If you haven’t heard of a gimbal before, it’s a device for shooting video, and it works by compensating for your movements while filming. It means you can easily shoot really steady footage, even while you’re holding the camera in your hand and walking alongside your subject. Clever software enables you to pan or track your subject, achieving smooth, fluid moves for professional quality results.
While Hollywood might rely on big rigs to achieve the effect, the Osmo Pocket condenses all that down into the smallest and simplest device you’ll find. Made by drone specialist DJI (which certainly knows its stuff when it comes to gimbals), this is its smallest 3-axis stabilised handheld camera ever. The specs speak for themselves. With its 1/2.3in sensor and an 80° field of view, it’s capable of shooting 4K video at 60fps and photos at 12Mp. Thanks to its diminutive size, rubberised grip and built-in mini touchscreen, it looks just as good in the flesh. Weighing a mere 116g, it easily fits in your pocket. With DJI Mimo, a dedicated accompanying app, you can edit your footage, adding filters, soundtracks and even watermarks quickly and easily.
And there’s more…
While the Osmo Pocket is great at smoothing out video, thanks to a raft of intelligent features it can do so much more than that. Draw a box around your subject and the ActiveTrack mode keeps the gimbal trained on it. The Selfie mode spins the gimbal’s camera around to face you and then automatically keeps you in the centre of the screen. At night time or in low-light situations, the DJI Osmo can light up the scene in front and, when it comes to shooting stills, it can take 2-3-second exposure shots while holding the camera in your hand – no tripod required. Panoramas couldn’t be easier, either.
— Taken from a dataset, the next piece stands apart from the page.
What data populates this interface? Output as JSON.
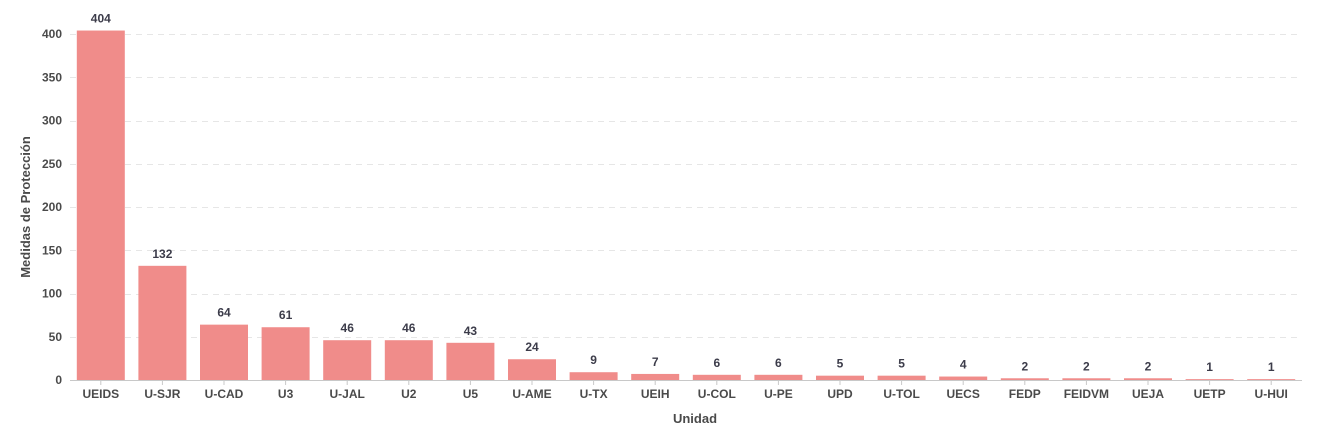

On top of all that, you have different recording types. Besides straightforward video, you can shoot slow motion video at 120fps (although not in 4K), time lapse, and even motion lapse video. Motion lapse is a time lapse movie combined with preset movements of the gimbal during filming.
The Pro mode enables you to manually adjust exposure settings. You can also save stills in RAW format, while a promised future app update will add the ability to save videos in D-Cinelike format. Both are ideal for post processing when you want to bring out extra detail.
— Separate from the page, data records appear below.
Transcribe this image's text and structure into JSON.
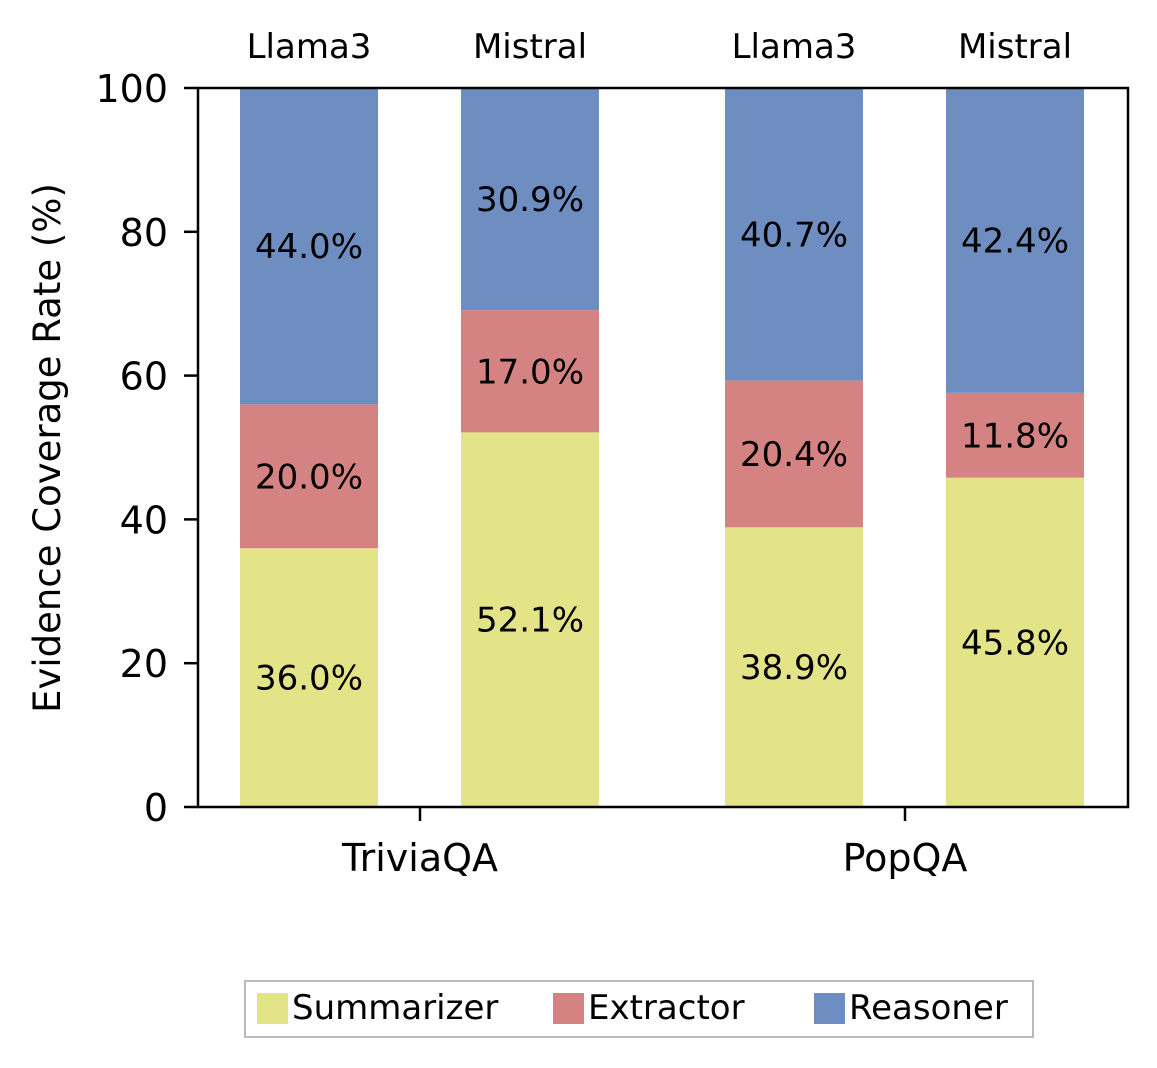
{
  "chart_data": {
    "type": "bar",
    "stacked": true,
    "ylabel": "Evidence Coverage Rate (%)",
    "xlabel": "",
    "ylim": [
      0,
      100
    ],
    "yticks": [
      0,
      20,
      40,
      60,
      80,
      100
    ],
    "grid": false,
    "legend_position": "bottom-center",
    "groups": [
      {
        "label": "TriviaQA",
        "bars": [
          {
            "label": "Llama3",
            "values": [
              36.0,
              20.0,
              44.0
            ],
            "data_labels": [
              "36.0%",
              "20.0%",
              "44.0%"
            ]
          },
          {
            "label": "Mistral",
            "values": [
              52.1,
              17.0,
              30.9
            ],
            "data_labels": [
              "52.1%",
              "17.0%",
              "30.9%"
            ]
          }
        ]
      },
      {
        "label": "PopQA",
        "bars": [
          {
            "label": "Llama3",
            "values": [
              38.9,
              20.4,
              40.7
            ],
            "data_labels": [
              "38.9%",
              "20.4%",
              "40.7%"
            ]
          },
          {
            "label": "Mistral",
            "values": [
              45.8,
              11.8,
              42.4
            ],
            "data_labels": [
              "45.8%",
              "11.8%",
              "42.4%"
            ]
          }
        ]
      }
    ],
    "series": [
      {
        "name": "Summarizer",
        "color": "#e3e487"
      },
      {
        "name": "Extractor",
        "color": "#d58282"
      },
      {
        "name": "Reasoner",
        "color": "#6e8dc1"
      }
    ]
  }
}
With the DJI Mimo app, you have editing tools and templates at hand to easily manipulate your footage. There’s also a Story mode that automatically splices together video you’ve shot through the day and adds its own clever transition effects.
When it comes to battery life, DJI claims you have around two hours of use when recording 4K video at 60fps – lower resolutions might give you more than this. A full recharge takes about an hour. As the battery can’t be removed, this means you’d need to consider a separate charger if you’re on the move and need it for a day’s worth of shooting.
Increasing its potential
The Osmo Pocket comes with smartphone adapters so you can connect it to any mobile with a USB-C or Lightning connector. A range of accessories enables you to expand its potential still further. A wireless module adds Bluetooth and wi-fi connectivity so you no longer need to have DJI Osmo plugged directly into your phone (ideal for time lapse video), while the accessory mount kit enables you to make your Osmo Pocket compatible with other action camera accessories. There’s even an ND filter set on the way, giving you greater control over exposure times and the amount of light hitting the camera’s sensor.
The Osmo Pocket packs a big punch. With so much gimbal tech squeezed into its tiny profile (just 121.9mm x 28.6mm x 36.9mm) it’s like a tiny DJI Osmo Mobile 2, except it comes with its own camera so it doesn’t have to be attached to your mobile – your phone merely acts as a bigger viewfinder. If you don’t want to use it, there’s a 1in touchscreen on the rear so you can frame your shots that way.
As GoPro’s new Hero 7 also comes with image stabilisation, it inevitably invites comparison with the DJI Osmo Pocket. The Osmo is a true gimbal offering image stabilisation that doesn’t require cropping your shots to achieve it. In tests, the quality and sharpness of the footage you get from the Osmo Pocket is superior to the Hero. However, although it’s very well built, the Osmo Pocket is unlikely to be as durable as the GoPro, and certainly won’t be going underwater just yet (although DJI is promising an underwater housing in the future).
As a tool for vloggers, the DJI Osmo Pocket is the perfect phone gimbal and couldn’t be better suited to the job. It’s undoubtedly the easiest way to record stabilised 4K video. But even if you’re just shooting stills, it opens up a ton of new creative possibilities. And with DJI’s track record in creating class-leading gimbals and miniature camera technology, you know you’re in safe hands.